Given two stations, station A transmit in range time [0, T1], and station B transmit in range time [0,T2]. And let's assume that the transmission times for station A and station B are uniformly distributed within their respective time ranges. What is the probability that station A transmit before B while T2 > T1 ?
So as we can see here , the answer is :
1 - $\dfrac{T_1}{2T_2}$
But now I want to calculate the probability that B transmit before A... I thought to calculate it in this way: in half of the options from [0,T1] divide by total of T2 options, namely: $\dfrac{0.5T1}{T2}$ = $\dfrac{T1}{2T2}$. But then we get that:
P(A before B) + P(B before A) + P(B in the same time like A) = 1
1 + P(B in the same time like A) = 1
P(B in the same time like A) = 0
And it's not make sense that this case will be in probability 0..
Can you please help me to understand where is my mistake? And what is the correct way to solve it?
Thank you very much
It is indeed true that
P(B in the same time like A) = 0because you're dealing with continuous distributions, not discrete ones.For a continuous distribution, the probability of a single point is always 0.

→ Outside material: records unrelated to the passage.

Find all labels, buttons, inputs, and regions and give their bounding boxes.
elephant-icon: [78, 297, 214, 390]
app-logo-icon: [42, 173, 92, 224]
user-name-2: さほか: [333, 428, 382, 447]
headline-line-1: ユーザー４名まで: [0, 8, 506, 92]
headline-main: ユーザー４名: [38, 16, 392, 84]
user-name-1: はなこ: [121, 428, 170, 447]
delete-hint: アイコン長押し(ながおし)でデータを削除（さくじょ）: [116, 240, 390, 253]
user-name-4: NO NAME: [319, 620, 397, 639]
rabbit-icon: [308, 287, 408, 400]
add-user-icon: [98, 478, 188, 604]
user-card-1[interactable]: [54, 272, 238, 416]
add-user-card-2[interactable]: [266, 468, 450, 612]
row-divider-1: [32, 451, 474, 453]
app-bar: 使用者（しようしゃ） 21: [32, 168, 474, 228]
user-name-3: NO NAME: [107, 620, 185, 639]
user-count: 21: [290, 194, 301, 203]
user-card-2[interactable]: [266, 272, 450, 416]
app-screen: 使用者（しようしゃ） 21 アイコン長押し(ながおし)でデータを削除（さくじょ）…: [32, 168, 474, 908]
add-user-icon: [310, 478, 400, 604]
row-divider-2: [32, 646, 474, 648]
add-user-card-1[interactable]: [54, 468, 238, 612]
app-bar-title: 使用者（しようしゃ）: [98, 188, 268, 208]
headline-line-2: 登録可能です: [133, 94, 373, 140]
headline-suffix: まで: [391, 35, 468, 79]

To understand this, for a uniform distribution over [0, T1] for instance, the probability that you draw a number in [x, x+dx] is dx/T1. As dx gets closer to 0 (so as you get closer and closer to the probability of getting x exactly), this probability converges to 0.
Another way to understand it is to consider that even if A and B emit "almost at the same time", there always will be some decimal that differs between their two emission times.